Remo Girone: avere la fortuna di entrare in un tipo di film come questo vuol dire cercare di farlo al massimo delle tue possibilità. Perché si può sbagliare. Cerchi di essere preparato al meglio perché è un’occasione. La nostra vita di attori si basa su queste occasioni che capitano. E uno cerca di essere all’altezza della situazione. È l’unica cosa che possiamo fare. Sono molto contento di essere stato la prima scelta del regista.

Come è stato scritturato il signor Girone?

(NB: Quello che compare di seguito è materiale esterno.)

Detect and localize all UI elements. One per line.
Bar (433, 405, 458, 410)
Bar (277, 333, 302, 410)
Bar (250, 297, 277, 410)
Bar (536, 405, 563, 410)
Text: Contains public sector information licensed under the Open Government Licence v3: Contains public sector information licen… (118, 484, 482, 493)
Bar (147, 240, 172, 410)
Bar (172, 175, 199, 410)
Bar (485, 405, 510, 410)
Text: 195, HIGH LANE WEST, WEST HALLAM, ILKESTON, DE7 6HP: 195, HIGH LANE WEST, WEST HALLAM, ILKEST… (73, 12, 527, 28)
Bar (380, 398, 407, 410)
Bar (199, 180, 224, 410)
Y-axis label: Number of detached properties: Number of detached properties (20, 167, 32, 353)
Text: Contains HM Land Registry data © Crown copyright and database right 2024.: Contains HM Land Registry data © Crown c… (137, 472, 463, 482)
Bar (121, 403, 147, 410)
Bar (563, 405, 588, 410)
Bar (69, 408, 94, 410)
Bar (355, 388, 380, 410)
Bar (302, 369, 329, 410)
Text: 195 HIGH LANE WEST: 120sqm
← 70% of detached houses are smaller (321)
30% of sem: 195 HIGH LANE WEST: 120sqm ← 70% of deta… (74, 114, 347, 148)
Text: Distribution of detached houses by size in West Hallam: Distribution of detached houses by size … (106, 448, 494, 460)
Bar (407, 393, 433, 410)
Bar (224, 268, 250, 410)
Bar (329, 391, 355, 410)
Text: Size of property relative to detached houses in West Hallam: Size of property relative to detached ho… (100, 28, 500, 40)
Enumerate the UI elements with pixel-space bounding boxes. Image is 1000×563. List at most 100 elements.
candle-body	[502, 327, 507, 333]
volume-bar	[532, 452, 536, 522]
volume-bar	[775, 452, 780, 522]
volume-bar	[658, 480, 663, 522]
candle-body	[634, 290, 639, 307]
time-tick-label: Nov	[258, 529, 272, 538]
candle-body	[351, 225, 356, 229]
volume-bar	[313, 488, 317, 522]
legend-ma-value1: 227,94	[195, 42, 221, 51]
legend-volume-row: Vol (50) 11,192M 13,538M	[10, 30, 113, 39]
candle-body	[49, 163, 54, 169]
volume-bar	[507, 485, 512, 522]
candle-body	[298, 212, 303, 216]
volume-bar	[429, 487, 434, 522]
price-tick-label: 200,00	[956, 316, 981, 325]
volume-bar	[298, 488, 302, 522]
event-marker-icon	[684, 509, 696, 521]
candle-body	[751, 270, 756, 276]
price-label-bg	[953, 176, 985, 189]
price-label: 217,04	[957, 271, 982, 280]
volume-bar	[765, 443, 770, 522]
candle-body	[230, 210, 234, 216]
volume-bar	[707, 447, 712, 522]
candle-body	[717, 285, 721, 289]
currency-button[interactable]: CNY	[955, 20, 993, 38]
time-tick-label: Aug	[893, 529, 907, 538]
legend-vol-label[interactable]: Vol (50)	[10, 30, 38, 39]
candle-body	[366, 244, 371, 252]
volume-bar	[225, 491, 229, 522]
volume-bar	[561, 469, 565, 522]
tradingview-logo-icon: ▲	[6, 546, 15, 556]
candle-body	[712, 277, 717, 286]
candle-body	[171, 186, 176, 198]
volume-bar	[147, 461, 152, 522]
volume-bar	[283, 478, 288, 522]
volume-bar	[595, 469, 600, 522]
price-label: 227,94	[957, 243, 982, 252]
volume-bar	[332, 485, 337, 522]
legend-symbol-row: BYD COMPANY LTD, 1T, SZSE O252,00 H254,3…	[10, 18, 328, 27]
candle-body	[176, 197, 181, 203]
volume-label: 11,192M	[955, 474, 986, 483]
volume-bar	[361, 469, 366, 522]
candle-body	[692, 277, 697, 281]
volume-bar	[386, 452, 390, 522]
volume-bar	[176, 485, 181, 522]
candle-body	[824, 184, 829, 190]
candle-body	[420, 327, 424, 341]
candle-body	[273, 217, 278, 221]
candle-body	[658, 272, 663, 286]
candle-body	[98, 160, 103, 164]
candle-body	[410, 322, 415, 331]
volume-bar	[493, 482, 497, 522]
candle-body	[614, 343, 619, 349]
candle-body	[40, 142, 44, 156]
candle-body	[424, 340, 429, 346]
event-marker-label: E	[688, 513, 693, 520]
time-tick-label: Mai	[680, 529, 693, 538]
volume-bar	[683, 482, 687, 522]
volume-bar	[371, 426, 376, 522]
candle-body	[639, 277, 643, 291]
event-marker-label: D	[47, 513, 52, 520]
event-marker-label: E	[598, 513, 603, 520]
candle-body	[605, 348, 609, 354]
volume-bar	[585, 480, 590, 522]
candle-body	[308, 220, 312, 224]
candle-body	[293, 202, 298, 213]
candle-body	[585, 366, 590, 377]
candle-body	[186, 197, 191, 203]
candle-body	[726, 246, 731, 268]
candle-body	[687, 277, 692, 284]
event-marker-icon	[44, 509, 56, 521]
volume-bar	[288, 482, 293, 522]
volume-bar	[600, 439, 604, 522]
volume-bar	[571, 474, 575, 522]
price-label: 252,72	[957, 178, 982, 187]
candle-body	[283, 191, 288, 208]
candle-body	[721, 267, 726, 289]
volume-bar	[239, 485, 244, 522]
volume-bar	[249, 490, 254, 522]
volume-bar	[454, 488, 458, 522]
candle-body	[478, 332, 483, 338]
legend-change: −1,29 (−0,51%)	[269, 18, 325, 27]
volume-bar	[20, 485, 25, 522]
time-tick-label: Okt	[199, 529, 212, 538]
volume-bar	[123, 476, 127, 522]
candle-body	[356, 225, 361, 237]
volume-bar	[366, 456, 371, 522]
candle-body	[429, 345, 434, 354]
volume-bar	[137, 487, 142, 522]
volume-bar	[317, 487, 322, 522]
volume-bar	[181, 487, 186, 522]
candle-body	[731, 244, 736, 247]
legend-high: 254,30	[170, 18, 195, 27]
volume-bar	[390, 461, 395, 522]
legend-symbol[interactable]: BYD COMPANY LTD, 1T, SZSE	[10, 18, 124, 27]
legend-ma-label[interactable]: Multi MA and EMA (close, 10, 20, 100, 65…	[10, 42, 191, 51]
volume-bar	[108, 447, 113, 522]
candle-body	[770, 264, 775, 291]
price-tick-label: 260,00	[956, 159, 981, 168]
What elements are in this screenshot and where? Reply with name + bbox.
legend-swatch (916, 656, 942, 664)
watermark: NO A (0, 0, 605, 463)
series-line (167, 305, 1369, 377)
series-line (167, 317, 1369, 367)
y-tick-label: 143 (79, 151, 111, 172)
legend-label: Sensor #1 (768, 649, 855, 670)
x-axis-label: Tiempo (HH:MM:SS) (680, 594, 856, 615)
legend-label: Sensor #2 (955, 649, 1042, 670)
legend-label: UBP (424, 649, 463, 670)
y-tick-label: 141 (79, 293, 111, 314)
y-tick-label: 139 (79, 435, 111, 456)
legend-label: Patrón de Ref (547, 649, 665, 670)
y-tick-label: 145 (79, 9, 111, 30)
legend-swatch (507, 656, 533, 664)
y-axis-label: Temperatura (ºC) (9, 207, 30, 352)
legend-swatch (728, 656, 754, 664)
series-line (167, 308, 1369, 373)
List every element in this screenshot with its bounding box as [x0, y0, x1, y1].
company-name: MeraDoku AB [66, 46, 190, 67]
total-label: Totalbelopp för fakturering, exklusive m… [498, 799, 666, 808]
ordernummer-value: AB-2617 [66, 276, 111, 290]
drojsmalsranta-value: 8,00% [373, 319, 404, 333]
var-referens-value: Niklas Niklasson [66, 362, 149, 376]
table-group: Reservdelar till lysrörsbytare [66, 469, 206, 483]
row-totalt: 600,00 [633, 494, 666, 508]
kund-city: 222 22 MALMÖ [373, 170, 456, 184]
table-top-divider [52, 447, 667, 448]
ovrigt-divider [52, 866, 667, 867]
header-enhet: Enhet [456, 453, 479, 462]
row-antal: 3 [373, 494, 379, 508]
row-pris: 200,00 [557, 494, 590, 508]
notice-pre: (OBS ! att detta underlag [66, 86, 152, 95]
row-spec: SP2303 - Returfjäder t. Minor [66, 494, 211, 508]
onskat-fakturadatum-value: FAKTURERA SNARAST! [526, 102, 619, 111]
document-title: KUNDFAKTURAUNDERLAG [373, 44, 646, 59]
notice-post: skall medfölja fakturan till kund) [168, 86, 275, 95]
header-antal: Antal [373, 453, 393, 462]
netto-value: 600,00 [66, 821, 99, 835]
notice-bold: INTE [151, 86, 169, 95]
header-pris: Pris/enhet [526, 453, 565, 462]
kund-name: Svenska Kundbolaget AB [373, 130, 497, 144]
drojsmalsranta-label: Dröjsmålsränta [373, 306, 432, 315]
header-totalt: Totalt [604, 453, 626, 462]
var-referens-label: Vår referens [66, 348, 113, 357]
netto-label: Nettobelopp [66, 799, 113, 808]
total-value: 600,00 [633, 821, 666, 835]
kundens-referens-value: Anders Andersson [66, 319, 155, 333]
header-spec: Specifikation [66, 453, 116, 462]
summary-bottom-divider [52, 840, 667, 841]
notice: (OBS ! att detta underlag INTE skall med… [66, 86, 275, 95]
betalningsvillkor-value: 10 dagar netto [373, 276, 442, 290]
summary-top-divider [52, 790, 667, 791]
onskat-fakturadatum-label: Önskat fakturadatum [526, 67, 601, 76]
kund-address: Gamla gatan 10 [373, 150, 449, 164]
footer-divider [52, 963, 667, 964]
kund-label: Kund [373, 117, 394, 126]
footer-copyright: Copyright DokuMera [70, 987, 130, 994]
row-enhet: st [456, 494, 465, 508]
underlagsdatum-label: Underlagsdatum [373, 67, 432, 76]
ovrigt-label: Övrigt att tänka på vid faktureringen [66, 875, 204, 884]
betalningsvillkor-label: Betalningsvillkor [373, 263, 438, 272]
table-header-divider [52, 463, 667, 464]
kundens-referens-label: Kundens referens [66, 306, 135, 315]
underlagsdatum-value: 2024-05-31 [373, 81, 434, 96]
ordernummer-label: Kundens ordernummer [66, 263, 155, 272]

James Mangold: lui è stato la mia prima scelta, ho visto un video di ciò che ha fatto. L’ho trovato magnifico. Non potrei essere più felice del risultato. È stata una grande gioia, tutto il cast per me è motivo di grande orgoglio. Da remo a tutti gli altri. Veramente, ciascuno di loro potrebbe reggere uno film da solo. La generosità faceva parte di ogni membro del cast, anche di chi è apparso per poco. Io ho sempre ricercato attori che si identificassero con il personaggio. Non voglio che l’attore sia troppo diverso dal personaggio. Voglio che abbiano qualcosa in comune, credo che sia giusto così. I grandi attori del cinema italiano, americano e francese hanno attori che sono vicini a ciò che sanno far meglio. Sono se stessi. Sono vicini alla loro verità, e non è una cosa facile. In particolare farlo vedere di fronte alla macchina da presa. Io cerco di trovare questo tipo di persone. Che condividono gran parte della loro personalità,

Parlando di attori, a proposito del bambino. Con l’esperienza maturata su Logan, ha pensato di dare un ulteriore punto di vista? Nonostante i protagonisti siano Damon e Bale, chi ha figli sente il punto di vista del bambino. Che è raccontato bene e dà intensità della storia.

James Mangold: non l’ho pensata in questi termini, non in relazione a Logan. Credo che sia per cogliere più cose insieme. Ken Miles sembrava avere più aspetti, sulla pista e a casa. Era ossessionato dalle macchine, ma era anche un dolce marito e padre. Tutto ciò gli dava più spessore. Per me il film non ha un finale felice o triste, ci arriva con grazia. Per consentire al pubblico una sorta di cuscino su cui atterrare. Il rapporto tra Ken e il figlio cercava di far arrivare l’idea che le cose proseguono, nulla finisce. E che si va avanti.